Fortune, usually considered annoyingly jovial by most of the company surrounding her, especially Death who she often provided mortals lucky escapes from let go of a long held sigh “It’s a fool's gambit, even I cannot guarantee rolling six’s every time the die is cast and the starting hand we’ve been dealt doesn’t leave much to work with.”
“One of the reasons we’re all here is because one of the fools keeps using people's lives as if they’re pieces on a chess board instead of being empathetic and just. Now you two are using terminology that makes it seem like you're falling into the same traps. Treating lives like they’re just part of some grand game.” Emotion snapped back.
Death had had enough of being lectured too and couldn’t hold the sarcastic retort “I thought you were supposed to be the gentle and loving one and here you are snapping at us like an angry Kelpie.”
“Anger is an emotion, it's just not as strong as love and at the minute I’m pissed with the lot of you.”
Fortune suddenly struck with a moment of inspiration that might salvage the situation slightly saw this as her opportunity to slink off and quietly enact her plan without the rest of them bumbling about and ruining it, turning on her heels and walking briskly off towards the nearest alley.

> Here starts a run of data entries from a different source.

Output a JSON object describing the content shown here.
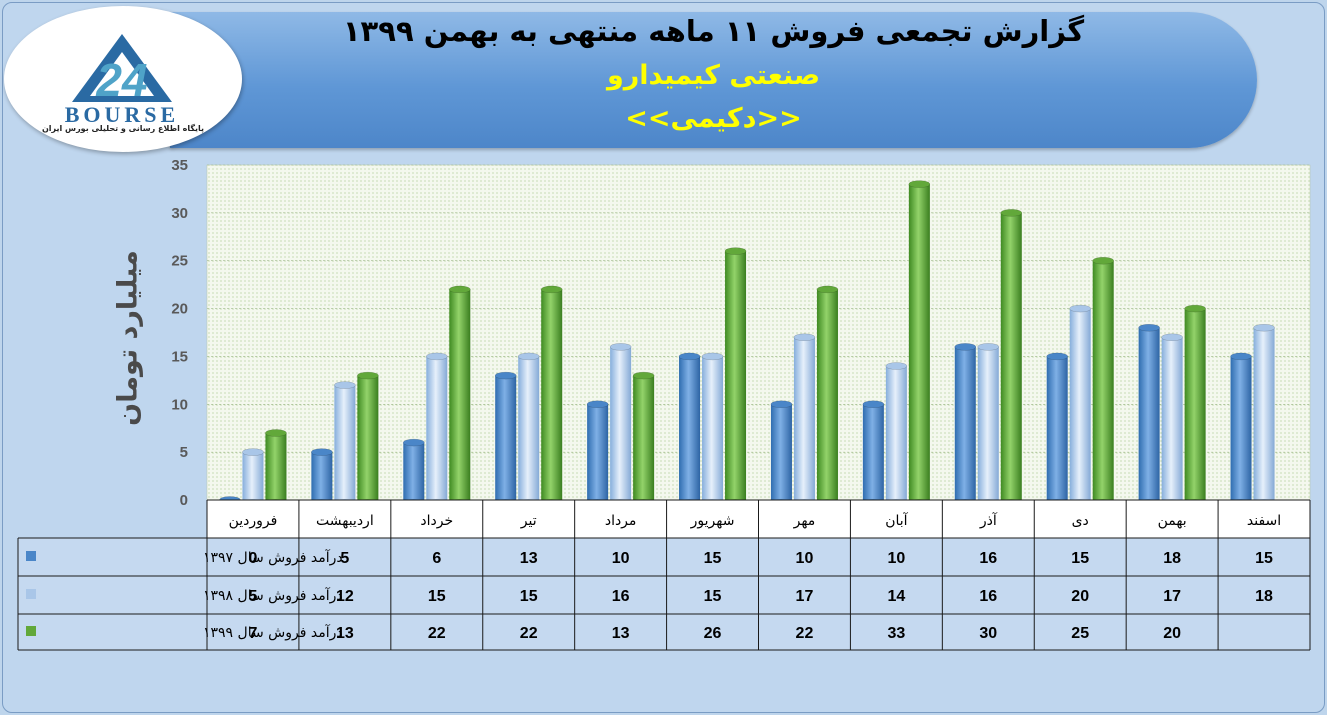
{
  "header": {
    "title": "گزارش تجمعی فروش ۱۱ ماهه منتهی به بهمن ۱۳۹۹",
    "subtitle": "صنعتی کیمیدارو",
    "company_code": "<<دکیمی>>"
  },
  "logo": {
    "number": "24",
    "word": "BOURSE",
    "tagline": "پایگاه اطلاع رسانی و تحلیلی بورس ایران",
    "colors": {
      "primary": "#2a6aa3",
      "accent": "#4fa3c8"
    }
  },
  "chart_data": {
    "type": "bar",
    "ylabel": "میلیارد تومان",
    "ylim": [
      0,
      35
    ],
    "yticks": [
      0,
      5,
      10,
      15,
      20,
      25,
      30,
      35
    ],
    "grid": true,
    "legend": "table-left",
    "categories": [
      "فروردین",
      "اردیبهشت",
      "خرداد",
      "تیر",
      "مرداد",
      "شهریور",
      "مهر",
      "آبان",
      "آذر",
      "دی",
      "بهمن",
      "اسفند"
    ],
    "series": [
      {
        "name": "درآمد فروش سال ۱۳۹۷",
        "color": "#4a86c8",
        "values": [
          0,
          5,
          6,
          13,
          10,
          15,
          10,
          10,
          16,
          15,
          18,
          15
        ]
      },
      {
        "name": "درآمد فروش سال ۱۳۹۸",
        "color": "#a9c6e8",
        "values": [
          5,
          12,
          15,
          15,
          16,
          15,
          17,
          14,
          16,
          20,
          17,
          18
        ]
      },
      {
        "name": "درآمد فروش سال ۱۳۹۹",
        "color": "#62a83a",
        "values": [
          7,
          13,
          22,
          22,
          13,
          26,
          22,
          33,
          30,
          25,
          20,
          null
        ]
      }
    ]
  }
}
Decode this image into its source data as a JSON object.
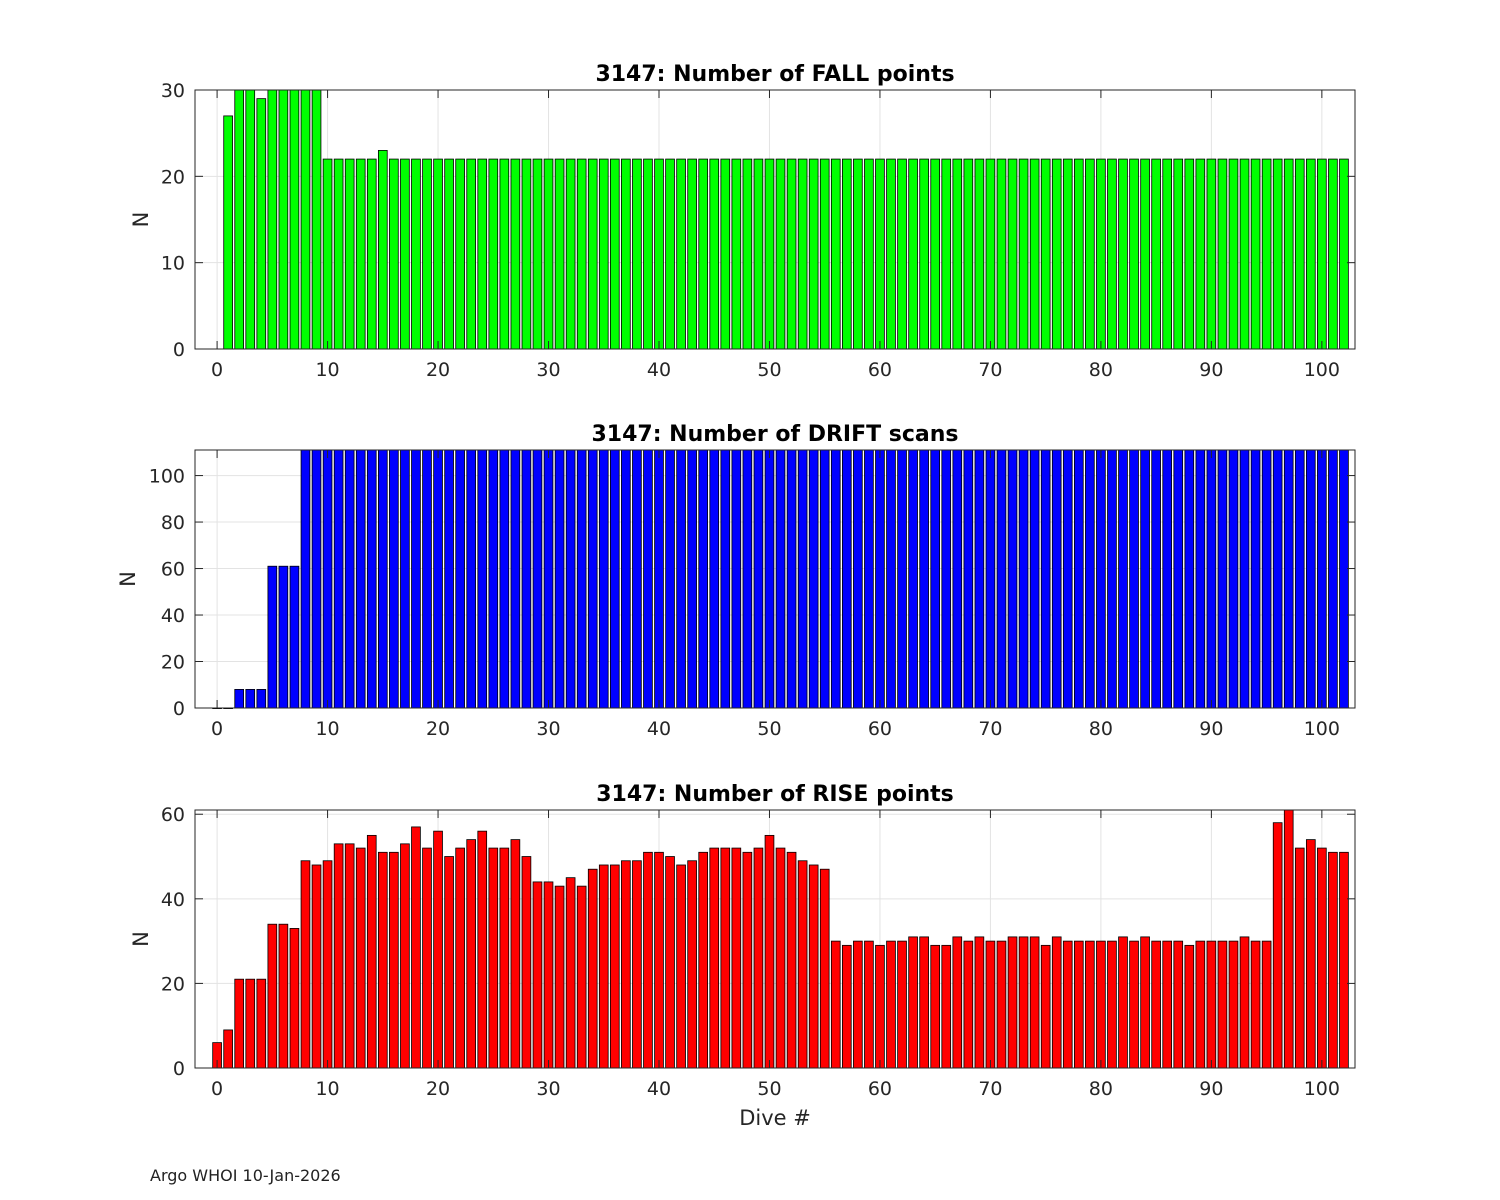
{
  "footer": "Argo WHOI 10-Jan-2026",
  "chart_data": [
    {
      "type": "bar",
      "title": "3147: Number of FALL points",
      "ylabel": "N",
      "xlabel": "",
      "color": "#00ff00",
      "xlim": [
        -2,
        103
      ],
      "ylim": [
        0,
        30
      ],
      "yticks": [
        0,
        10,
        20,
        30
      ],
      "xticks": [
        0,
        10,
        20,
        30,
        40,
        50,
        60,
        70,
        80,
        90,
        100
      ],
      "x_start": 1,
      "values": [
        27,
        30,
        30,
        29,
        30,
        30,
        30,
        30,
        30,
        22,
        22,
        22,
        22,
        22,
        23,
        22,
        22,
        22,
        22,
        22,
        22,
        22,
        22,
        22,
        22,
        22,
        22,
        22,
        22,
        22,
        22,
        22,
        22,
        22,
        22,
        22,
        22,
        22,
        22,
        22,
        22,
        22,
        22,
        22,
        22,
        22,
        22,
        22,
        22,
        22,
        22,
        22,
        22,
        22,
        22,
        22,
        22,
        22,
        22,
        22,
        22,
        22,
        22,
        22,
        22,
        22,
        22,
        22,
        22,
        22,
        22,
        22,
        22,
        22,
        22,
        22,
        22,
        22,
        22,
        22,
        22,
        22,
        22,
        22,
        22,
        22,
        22,
        22,
        22,
        22,
        22,
        22,
        22,
        22,
        22,
        22,
        22,
        22,
        22,
        22,
        22,
        22
      ]
    },
    {
      "type": "bar",
      "title": "3147: Number of DRIFT scans",
      "ylabel": "N",
      "xlabel": "",
      "color": "#0000ff",
      "xlim": [
        -2,
        103
      ],
      "ylim": [
        0,
        111
      ],
      "yticks": [
        0,
        20,
        40,
        60,
        80,
        100
      ],
      "xticks": [
        0,
        10,
        20,
        30,
        40,
        50,
        60,
        70,
        80,
        90,
        100
      ],
      "x_start": 0,
      "values": [
        0,
        0,
        8,
        8,
        8,
        61,
        61,
        61,
        111,
        111,
        111,
        111,
        111,
        111,
        111,
        111,
        111,
        111,
        111,
        111,
        111,
        111,
        111,
        111,
        111,
        111,
        111,
        111,
        111,
        111,
        111,
        111,
        111,
        111,
        111,
        111,
        111,
        111,
        111,
        111,
        111,
        111,
        111,
        111,
        111,
        111,
        111,
        111,
        111,
        111,
        111,
        111,
        111,
        111,
        111,
        111,
        111,
        111,
        111,
        111,
        111,
        111,
        111,
        111,
        111,
        111,
        111,
        111,
        111,
        111,
        111,
        111,
        111,
        111,
        111,
        111,
        111,
        111,
        111,
        111,
        111,
        111,
        111,
        111,
        111,
        111,
        111,
        111,
        111,
        111,
        111,
        111,
        111,
        111,
        111,
        111,
        111,
        111,
        111,
        111,
        111,
        111,
        111
      ]
    },
    {
      "type": "bar",
      "title": "3147: Number of RISE points",
      "ylabel": "N",
      "xlabel": "Dive #",
      "color": "#ff0000",
      "xlim": [
        -2,
        103
      ],
      "ylim": [
        0,
        61
      ],
      "yticks": [
        0,
        20,
        40,
        60
      ],
      "xticks": [
        0,
        10,
        20,
        30,
        40,
        50,
        60,
        70,
        80,
        90,
        100
      ],
      "x_start": 0,
      "values": [
        6,
        9,
        21,
        21,
        21,
        34,
        34,
        33,
        49,
        48,
        49,
        53,
        53,
        52,
        55,
        51,
        51,
        53,
        57,
        52,
        56,
        50,
        52,
        54,
        56,
        52,
        52,
        54,
        50,
        44,
        44,
        43,
        45,
        43,
        47,
        48,
        48,
        49,
        49,
        51,
        51,
        50,
        48,
        49,
        51,
        52,
        52,
        52,
        51,
        52,
        55,
        52,
        51,
        49,
        48,
        47,
        30,
        29,
        30,
        30,
        29,
        30,
        30,
        31,
        31,
        29,
        29,
        31,
        30,
        31,
        30,
        30,
        31,
        31,
        31,
        29,
        31,
        30,
        30,
        30,
        30,
        30,
        31,
        30,
        31,
        30,
        30,
        30,
        29,
        30,
        30,
        30,
        30,
        31,
        30,
        30,
        58,
        61,
        52,
        54,
        52,
        51,
        51
      ]
    }
  ]
}
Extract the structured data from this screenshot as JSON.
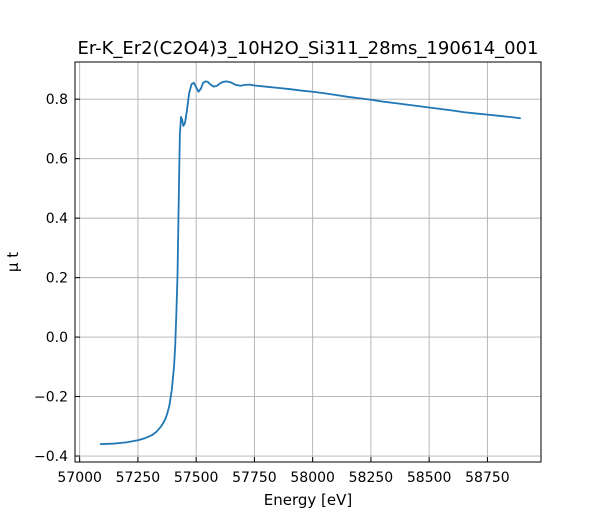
{
  "chart_data": {
    "type": "line",
    "title": "Er-K_Er2(C2O4)3_10H2O_Si311_28ms_190614_001",
    "xlabel": "Energy [eV]",
    "ylabel": "μ t",
    "xlim": [
      56980,
      58980
    ],
    "ylim": [
      -0.42,
      0.925
    ],
    "grid": true,
    "x_ticks": [
      57000,
      57250,
      57500,
      57750,
      58000,
      58250,
      58500,
      58750
    ],
    "x_tick_labels": [
      "57000",
      "57250",
      "57500",
      "57750",
      "58000",
      "58250",
      "58500",
      "58750"
    ],
    "y_ticks": [
      -0.4,
      -0.2,
      0.0,
      0.2,
      0.4,
      0.6,
      0.8
    ],
    "y_tick_labels": [
      "−0.4",
      "−0.2",
      "0.0",
      "0.2",
      "0.4",
      "0.6",
      "0.8"
    ],
    "line_color": "#1f77b4",
    "series": [
      {
        "x": [
          57090,
          57150,
          57200,
          57250,
          57280,
          57310,
          57330,
          57350,
          57365,
          57375,
          57385,
          57395,
          57405,
          57410,
          57415,
          57420,
          57425,
          57430,
          57435,
          57440,
          57445,
          57452,
          57460,
          57470,
          57480,
          57490,
          57500,
          57510,
          57520,
          57530,
          57540,
          57550,
          57560,
          57575,
          57590,
          57600,
          57615,
          57630,
          57650,
          57670,
          57690,
          57710,
          57730,
          57750,
          57800,
          57850,
          57900,
          57950,
          58000,
          58050,
          58100,
          58150,
          58200,
          58250,
          58300,
          58350,
          58400,
          58450,
          58500,
          58550,
          58600,
          58650,
          58700,
          58750,
          58800,
          58850,
          58890
        ],
        "y": [
          -0.36,
          -0.358,
          -0.354,
          -0.347,
          -0.34,
          -0.33,
          -0.318,
          -0.3,
          -0.28,
          -0.26,
          -0.23,
          -0.18,
          -0.1,
          -0.03,
          0.08,
          0.21,
          0.45,
          0.68,
          0.74,
          0.73,
          0.71,
          0.72,
          0.76,
          0.82,
          0.85,
          0.855,
          0.84,
          0.825,
          0.835,
          0.855,
          0.86,
          0.858,
          0.85,
          0.842,
          0.845,
          0.852,
          0.858,
          0.86,
          0.856,
          0.848,
          0.845,
          0.848,
          0.849,
          0.846,
          0.842,
          0.838,
          0.834,
          0.829,
          0.825,
          0.82,
          0.814,
          0.808,
          0.803,
          0.798,
          0.792,
          0.787,
          0.782,
          0.777,
          0.772,
          0.767,
          0.762,
          0.756,
          0.752,
          0.748,
          0.744,
          0.74,
          0.736
        ]
      }
    ]
  }
}
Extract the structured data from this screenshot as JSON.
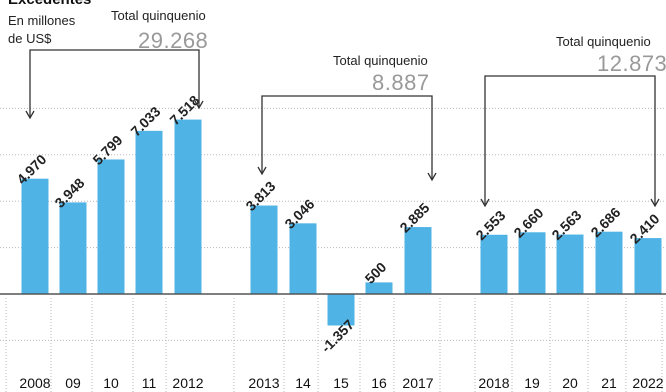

Fate mused that she had always known she would be around at the end of the world because she was immortal despite not actually being alive and that meant she didn’t have any alternative in the matter. Still she hoped that as much as it was inevitable that it was all a long way off. Thankfully Time and Space had not got themselves involved watching over Harry so things might not be as dire as she feared but they always had been illusive, only keeping themselves for company, they could be watching quietly from further afield.
In a moment of introspection they all quietly and separately came to an agreement that they’d been building to this point for the better part of a millennium, a few centuries of gradual decline clearly visible behind them.
The royal line had barely survived the violence leading up to the Norman Conquest; its number of heirs reduced from dozens to a couple. The death of Henry the firsts heir William Adelin along with three hundred of the country's flower in the drunken debacle of the White Ship disaster of 1180 saw the breaking of magics blessing of the line of Arthurs successors leaving the country to anarchy. The nation's hopes proverbially drown along with its nobility in the English Channel, dashed upon rocks in a turbulent sea not even a long wizarding lifetime past the death of the last of the founders, the strength of magic gradually fading along with its memory it’s muggle heirs making do as best they could.